L’UDPS et l’UNC, alors dans l’opposition et accusant Kabila de vouloir profiter du recensement pour s’éterniser au pouvoir, avaient drainé des milliers de personnes dans les rues de Kinshasa et d’autres grandes villes du pays.

Pour plus de détails, lire Grand angle : C’est quoi le problème avec le recensement de la population congolaise?
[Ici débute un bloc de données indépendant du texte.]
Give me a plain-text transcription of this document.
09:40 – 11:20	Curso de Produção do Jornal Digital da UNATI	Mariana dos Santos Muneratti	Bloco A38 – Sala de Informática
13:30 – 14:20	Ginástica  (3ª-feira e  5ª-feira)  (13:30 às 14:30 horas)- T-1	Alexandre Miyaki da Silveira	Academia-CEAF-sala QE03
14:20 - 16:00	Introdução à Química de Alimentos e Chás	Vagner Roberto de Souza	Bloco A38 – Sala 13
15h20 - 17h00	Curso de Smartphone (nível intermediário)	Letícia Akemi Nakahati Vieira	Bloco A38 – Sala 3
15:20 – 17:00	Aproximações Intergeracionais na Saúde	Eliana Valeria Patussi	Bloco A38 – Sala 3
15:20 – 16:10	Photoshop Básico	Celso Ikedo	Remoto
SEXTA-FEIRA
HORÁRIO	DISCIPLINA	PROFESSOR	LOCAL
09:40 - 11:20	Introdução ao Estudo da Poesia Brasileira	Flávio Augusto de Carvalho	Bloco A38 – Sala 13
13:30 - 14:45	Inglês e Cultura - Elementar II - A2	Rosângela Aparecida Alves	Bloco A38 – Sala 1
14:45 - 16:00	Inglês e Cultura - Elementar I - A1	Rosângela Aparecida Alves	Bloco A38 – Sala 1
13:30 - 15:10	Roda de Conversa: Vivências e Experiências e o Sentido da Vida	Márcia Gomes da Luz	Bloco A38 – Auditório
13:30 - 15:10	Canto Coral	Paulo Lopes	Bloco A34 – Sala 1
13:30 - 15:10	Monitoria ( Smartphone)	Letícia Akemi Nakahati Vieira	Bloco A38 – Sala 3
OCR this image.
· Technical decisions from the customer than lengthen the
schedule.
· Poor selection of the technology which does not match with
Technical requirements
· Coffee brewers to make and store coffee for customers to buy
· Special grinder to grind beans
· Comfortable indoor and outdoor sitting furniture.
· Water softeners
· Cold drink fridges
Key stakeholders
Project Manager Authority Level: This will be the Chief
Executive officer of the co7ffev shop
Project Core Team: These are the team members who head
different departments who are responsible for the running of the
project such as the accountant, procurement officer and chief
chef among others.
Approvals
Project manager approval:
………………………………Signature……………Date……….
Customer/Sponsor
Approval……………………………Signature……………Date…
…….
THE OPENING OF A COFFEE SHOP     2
Un atterrissage en douceur?

Une fois au pouvoir, Félix Tshisekedi n’avait pas tardé à annoncer la campagne « d’identification biométrique de tous les citoyens » en vue de doter le pays « d’un registre national de la population d’ici à l’horizon 2020 ».
Cette annonce était restée lettre morte en dépit de l’inscription de la création d’un registre national de la population parmi les 68 projets prioritaires du « plan national numérique à l’horizon 2025 » contenu dans le programme du gouvernement (Sylvestre Ilunga) pour la transformation numérique du pays.

Entre temps, le gouvernement avait créé le Comité national de suivi pour piloter la réalisation d’une étude de faisabilité financée par la Banque Africaine de Développement (BAD).
Après un processus de recrutement aux contours flous, c’est le Cabinet-conseil International Ernst and Young RDC qui s’est vu octroyer ce marché juteux, en septembre 2020.

Le débat sur le recensement a depuis, pris la forme d’une guerre froide entre l’Office National d’Identification de la Population (ONIP), structure publique attitrée pour organiser l’identification et la délivrance de la carte d’identité en RDC et le Conseiller spécial du Chef de l’État en charge du numérique.

La question du recensement a repris une tournure plus politique que technique à cause notamment des déclarations de certains cadres du parti présidentiel, qui prétendaient que la tenue des élections de 2023 devra être conditionnée par le recensement général de la population. Dans leur entendement, cette opération devrait s’étendre sur plusieurs années.
Heureusement que tout semble être clair maintenant.